В какой-то момент ему показалось, что у него ничего не выйдет. Взгляд остановился на могиле с покосившимся крестом, считалочка оборвалась на полуслове, и в голову широкой полноводной рекой, сметая все хрупкие барьеры детского сознания, хлынул поток пугающе ярких образов. Образов, принадлежащих чужой памяти. Чем-то это было похоже на испорченную пленку, снятую оператором-самоучкой. Изображение прыгало, дергалось, то полностью выпадая из кадра, то появляясь в нем снова, но уже снятое под другим углом. То и дело картинка затемнялась, или наоборот, становилась настолько светлой, что ничего, кроме смутных теней, пляшущих на ослепительно-белом фоне, разобрать было невозможно. Но кое-что Виктор все же сумел разглядеть. Главным элементом был огонь. Толпа кричащих людей с горящими факелами, полыхающие стены странного скособоченного дома на высоких сваях, слепящие огненные всполохи со всех сторон, словно оператор снимал фильм, сидя в мартеновской печи… Виктор слышал леденящие кровь вопли боли, яростную ругань, ощущал запах дыма и гари, которые перебивал один невыносимо резкий тошнотворный запах, напоминающий тот, который разносился по кухне, когда мать опаливала над газовой горелкой куриную тушку. Все это было настолько жутко, что Виктор чуть не потерял сознание от страха и отвращения. Огромным усилием воли ему удалось оторвать взгляд от могилы с крестом. Сразу стало чуть легче, и он захлебываясь словами, начал тараторить свою молитву, заговор против злых сил, который был сочинен много лет назад другими людьми и для совсем иных целей.

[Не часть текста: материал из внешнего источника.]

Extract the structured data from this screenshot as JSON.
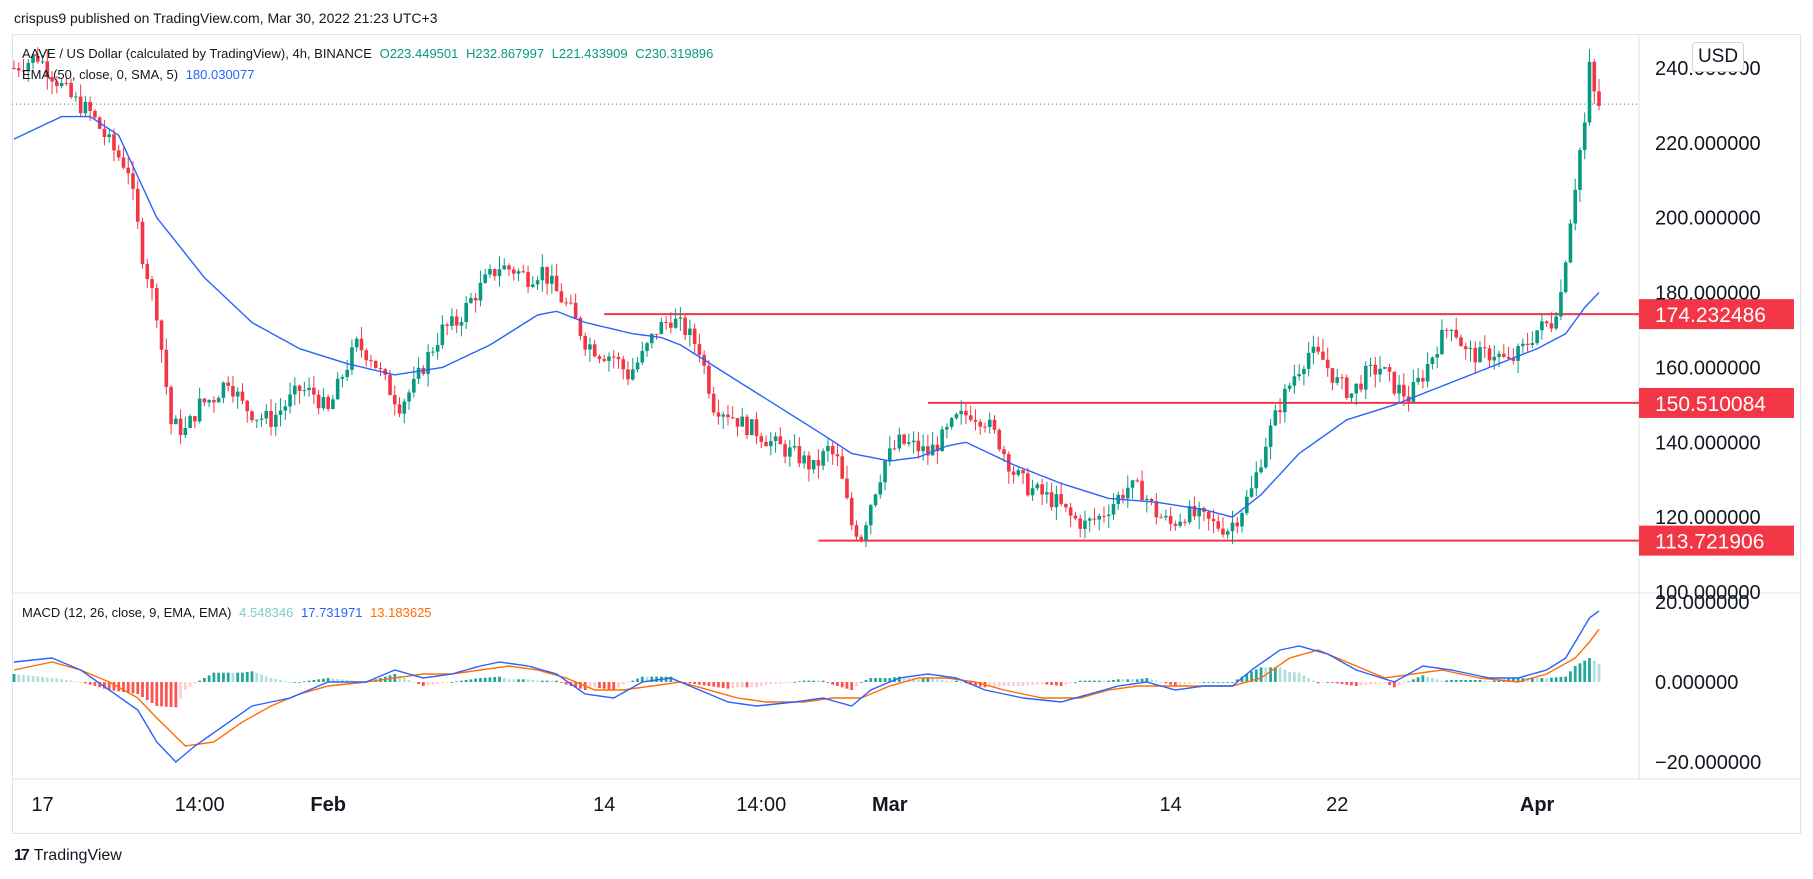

Тогда он совершил невозможное. Не только вырвал друзей из мертвой хватки черной земли, но и дотащил их, лишившихся чувств, до старого кладбища. И только там, увидев, наконец, солнце, выглянувшее из-за облаков, и кусочек ярко-синего неба над головой, рухнул в изумрудную сочную траву и зарыдал в голос, давая выход неимоверному напряжению последнего часа.
Виктор, взрослый Виктор, сидящий в машине посреди горящей деревни, открыл глаза. Двенадцатилетний мальчишка остался лежать там, посреди кладбища, но Виктор знал, что он скоро возьмет себя в руки и приведет в чувство друзей. И что они, не сговариваясь, ни разу не вспомнят эту историю и уж тем более никому не расскажут о той поляне. А через какое-то время этот день, самый страшный день в их жизни, полностью сотрется из памяти. Как обычно стираются самые тяжелые переживания, с которыми человек попросту не смог бы жить.
Он вдруг почувствовал, что Сергей до боли сжал его руку. Это прикосновение к обожженным ладоням окончательно привело его в чувство.
– Он сгорел, – тусклым голосом сказал Виктор. – Его сожгли живьем. В его собственном доме.
– Кого? – в один голос спросили Катя и старик.
– Прохора. Не знаю, заперся он там сам, или его загнали туда… Но он сгорел вместе с домом.